10.5.5 Improvements in the 2001 inventory

In the 2003 submission, the methodology used to estimate CH4 emissions from ruminants was upgraded from Tier 1 to a Tier 2 approach consistent with good practice.

As part of the ongoing improvement to estimates of N2O from agricultural sources, a complete recalculation of the time-series was carried out using revised emission factors from IPCC (2000), some revised country-specific emission factors and new annual nitrogen excretion rates for the most significant animal classes.

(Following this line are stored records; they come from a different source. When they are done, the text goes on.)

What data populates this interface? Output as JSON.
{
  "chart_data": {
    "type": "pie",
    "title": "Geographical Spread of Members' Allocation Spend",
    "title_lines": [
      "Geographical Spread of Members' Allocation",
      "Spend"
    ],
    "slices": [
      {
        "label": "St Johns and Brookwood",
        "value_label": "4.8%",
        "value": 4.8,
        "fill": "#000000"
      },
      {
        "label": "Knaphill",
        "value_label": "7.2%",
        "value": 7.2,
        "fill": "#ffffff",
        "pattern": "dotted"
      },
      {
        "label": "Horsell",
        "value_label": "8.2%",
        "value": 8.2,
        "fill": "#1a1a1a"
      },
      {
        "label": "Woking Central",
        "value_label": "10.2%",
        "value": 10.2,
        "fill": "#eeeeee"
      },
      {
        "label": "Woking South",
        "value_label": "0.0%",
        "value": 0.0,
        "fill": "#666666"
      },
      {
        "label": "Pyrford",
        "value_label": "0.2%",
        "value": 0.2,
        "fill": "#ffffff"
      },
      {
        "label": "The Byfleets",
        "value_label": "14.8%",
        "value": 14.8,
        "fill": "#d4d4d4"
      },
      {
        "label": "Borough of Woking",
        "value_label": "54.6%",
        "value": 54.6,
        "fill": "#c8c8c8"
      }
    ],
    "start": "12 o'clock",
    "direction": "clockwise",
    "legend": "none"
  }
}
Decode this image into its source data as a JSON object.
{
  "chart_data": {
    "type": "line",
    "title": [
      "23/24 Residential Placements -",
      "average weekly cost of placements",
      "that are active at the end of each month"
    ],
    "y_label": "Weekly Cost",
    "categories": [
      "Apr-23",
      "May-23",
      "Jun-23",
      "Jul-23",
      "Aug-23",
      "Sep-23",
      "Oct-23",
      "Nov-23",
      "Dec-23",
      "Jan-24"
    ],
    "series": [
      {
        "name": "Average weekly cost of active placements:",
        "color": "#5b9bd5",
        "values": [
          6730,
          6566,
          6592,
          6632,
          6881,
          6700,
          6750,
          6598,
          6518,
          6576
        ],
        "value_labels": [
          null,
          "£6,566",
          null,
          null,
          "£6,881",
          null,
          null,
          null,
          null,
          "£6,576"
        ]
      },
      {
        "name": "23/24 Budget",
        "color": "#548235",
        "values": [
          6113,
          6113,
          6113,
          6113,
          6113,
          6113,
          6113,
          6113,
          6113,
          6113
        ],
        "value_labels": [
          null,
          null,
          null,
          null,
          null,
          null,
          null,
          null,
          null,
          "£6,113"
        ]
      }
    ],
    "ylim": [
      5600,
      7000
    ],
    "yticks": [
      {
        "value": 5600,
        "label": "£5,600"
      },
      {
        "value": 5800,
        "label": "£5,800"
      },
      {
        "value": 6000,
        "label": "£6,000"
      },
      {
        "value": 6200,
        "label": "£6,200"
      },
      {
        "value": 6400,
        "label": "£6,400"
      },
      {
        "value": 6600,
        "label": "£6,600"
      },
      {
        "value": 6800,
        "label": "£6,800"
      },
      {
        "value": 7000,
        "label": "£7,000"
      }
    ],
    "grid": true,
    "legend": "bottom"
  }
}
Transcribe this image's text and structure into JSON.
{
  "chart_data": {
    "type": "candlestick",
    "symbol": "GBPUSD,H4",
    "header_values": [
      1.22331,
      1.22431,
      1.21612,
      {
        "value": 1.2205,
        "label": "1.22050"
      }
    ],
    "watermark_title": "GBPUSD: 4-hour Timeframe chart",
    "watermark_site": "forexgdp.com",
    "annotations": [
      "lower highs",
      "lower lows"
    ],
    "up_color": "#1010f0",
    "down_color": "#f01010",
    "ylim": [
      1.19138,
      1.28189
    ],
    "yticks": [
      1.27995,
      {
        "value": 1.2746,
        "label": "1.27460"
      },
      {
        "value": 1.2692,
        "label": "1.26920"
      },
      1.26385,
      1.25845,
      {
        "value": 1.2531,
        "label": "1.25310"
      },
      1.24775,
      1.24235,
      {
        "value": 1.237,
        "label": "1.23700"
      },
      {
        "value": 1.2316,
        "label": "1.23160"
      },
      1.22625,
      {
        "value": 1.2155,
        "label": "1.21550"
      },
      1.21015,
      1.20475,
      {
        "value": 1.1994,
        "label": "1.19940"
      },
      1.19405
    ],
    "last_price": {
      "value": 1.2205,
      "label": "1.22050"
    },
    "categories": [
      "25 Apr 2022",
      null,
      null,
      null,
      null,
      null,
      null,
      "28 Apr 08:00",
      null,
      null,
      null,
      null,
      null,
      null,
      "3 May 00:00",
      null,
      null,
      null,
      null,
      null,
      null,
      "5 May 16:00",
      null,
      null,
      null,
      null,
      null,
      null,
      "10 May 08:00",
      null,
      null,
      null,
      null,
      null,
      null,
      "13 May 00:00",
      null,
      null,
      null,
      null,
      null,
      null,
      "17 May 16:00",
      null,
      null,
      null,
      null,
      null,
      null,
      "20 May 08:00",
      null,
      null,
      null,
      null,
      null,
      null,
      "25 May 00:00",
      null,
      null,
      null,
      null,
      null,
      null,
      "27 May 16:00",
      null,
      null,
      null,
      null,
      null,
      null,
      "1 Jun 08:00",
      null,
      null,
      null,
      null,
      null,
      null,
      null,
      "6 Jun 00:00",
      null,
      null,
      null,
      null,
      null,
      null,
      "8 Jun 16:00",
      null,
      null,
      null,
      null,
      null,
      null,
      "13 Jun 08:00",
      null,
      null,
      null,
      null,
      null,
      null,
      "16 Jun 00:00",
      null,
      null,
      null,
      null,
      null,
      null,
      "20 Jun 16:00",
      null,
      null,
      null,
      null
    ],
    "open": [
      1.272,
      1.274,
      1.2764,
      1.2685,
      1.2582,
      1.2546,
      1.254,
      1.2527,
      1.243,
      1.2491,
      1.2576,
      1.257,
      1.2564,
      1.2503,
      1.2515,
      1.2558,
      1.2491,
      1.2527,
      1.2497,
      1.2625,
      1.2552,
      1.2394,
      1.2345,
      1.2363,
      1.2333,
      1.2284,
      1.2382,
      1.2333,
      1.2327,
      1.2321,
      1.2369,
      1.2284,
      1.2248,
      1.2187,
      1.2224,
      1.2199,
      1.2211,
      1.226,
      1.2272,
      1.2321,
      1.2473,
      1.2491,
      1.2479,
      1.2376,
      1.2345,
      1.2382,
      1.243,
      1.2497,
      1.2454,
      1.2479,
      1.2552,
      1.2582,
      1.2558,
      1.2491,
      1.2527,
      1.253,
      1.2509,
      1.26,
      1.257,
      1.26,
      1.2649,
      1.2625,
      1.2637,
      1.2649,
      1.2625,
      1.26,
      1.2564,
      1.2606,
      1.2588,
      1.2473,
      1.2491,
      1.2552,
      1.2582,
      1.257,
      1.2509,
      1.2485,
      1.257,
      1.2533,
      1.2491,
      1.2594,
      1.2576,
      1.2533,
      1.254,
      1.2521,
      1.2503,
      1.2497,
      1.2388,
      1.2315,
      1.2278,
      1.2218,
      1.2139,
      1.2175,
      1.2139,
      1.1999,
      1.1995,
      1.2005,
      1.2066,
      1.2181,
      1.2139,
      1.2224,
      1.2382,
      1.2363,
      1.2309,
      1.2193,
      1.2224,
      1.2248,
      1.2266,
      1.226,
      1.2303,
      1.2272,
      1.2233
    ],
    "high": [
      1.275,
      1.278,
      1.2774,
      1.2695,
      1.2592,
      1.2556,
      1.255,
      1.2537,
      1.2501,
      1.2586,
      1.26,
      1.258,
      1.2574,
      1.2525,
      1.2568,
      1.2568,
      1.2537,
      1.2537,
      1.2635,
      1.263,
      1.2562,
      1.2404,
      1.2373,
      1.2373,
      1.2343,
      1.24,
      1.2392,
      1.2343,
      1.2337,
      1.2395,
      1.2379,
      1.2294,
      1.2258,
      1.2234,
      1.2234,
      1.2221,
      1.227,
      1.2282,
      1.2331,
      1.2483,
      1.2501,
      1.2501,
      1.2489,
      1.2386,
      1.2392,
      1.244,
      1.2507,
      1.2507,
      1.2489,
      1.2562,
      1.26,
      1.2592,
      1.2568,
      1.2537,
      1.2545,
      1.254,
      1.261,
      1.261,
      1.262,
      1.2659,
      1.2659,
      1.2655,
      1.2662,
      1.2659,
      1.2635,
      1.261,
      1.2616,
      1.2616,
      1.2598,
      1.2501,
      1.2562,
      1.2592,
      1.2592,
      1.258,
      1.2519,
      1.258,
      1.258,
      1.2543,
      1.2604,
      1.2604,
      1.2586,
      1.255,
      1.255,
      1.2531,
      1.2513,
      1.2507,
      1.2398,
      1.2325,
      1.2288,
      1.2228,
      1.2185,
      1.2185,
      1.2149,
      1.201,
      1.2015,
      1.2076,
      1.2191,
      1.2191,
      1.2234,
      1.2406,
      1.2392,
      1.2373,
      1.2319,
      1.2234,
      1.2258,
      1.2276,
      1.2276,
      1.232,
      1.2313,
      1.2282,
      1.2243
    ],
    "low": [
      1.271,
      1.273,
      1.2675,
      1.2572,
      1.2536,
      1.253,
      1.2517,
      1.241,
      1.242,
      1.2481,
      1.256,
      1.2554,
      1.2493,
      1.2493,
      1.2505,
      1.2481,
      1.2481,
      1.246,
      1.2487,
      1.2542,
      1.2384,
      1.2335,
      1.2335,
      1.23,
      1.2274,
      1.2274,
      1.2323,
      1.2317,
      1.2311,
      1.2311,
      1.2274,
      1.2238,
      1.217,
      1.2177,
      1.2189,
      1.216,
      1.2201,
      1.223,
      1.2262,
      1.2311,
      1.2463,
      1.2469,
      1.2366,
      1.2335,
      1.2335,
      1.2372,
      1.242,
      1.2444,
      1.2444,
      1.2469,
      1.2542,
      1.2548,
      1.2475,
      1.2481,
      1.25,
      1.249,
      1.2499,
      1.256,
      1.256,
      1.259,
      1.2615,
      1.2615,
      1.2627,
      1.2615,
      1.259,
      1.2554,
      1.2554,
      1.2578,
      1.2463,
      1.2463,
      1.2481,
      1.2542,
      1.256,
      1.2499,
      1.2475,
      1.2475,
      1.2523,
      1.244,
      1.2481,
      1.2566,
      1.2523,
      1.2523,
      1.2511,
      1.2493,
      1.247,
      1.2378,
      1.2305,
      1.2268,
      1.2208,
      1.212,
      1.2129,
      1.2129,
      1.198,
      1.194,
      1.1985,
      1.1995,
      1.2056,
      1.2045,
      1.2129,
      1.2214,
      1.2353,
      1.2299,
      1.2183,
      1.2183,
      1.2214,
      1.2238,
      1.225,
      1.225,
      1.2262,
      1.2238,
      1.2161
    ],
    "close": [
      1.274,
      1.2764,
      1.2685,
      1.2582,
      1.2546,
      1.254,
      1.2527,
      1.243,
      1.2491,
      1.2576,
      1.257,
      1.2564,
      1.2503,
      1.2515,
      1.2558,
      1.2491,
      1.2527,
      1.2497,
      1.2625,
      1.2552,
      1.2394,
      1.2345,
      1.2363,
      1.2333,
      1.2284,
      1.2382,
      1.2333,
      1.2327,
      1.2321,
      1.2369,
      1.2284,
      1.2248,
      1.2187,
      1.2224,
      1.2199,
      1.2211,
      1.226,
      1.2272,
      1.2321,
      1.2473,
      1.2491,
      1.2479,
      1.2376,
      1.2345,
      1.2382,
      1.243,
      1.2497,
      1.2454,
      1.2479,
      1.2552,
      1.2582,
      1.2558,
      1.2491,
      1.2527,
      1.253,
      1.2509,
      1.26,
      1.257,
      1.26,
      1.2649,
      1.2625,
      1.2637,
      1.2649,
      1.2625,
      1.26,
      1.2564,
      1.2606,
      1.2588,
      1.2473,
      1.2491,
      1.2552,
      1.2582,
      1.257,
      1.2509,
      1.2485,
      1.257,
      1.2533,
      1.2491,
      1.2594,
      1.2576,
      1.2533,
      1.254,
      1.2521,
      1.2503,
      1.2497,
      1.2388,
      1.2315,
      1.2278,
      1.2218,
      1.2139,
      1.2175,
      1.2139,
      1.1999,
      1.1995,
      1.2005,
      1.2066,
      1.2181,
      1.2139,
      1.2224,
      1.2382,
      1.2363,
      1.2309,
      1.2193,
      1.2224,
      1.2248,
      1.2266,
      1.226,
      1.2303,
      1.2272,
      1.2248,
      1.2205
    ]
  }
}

10.5.6 Improvements in the 2000 inventory and prior inventories

In the 2002 submission for the year 2000, emissions from solid waste disposal were upgraded to Tier 2 and emissions from small sources previously unreported (lime and dolomite) were included. In the 2001 submission for the year 1999, estimates of emissions of the fluorinated gases (HFCs, PFCs and SF6) were upgraded to Tier 2 methodology (IPCC, 2000).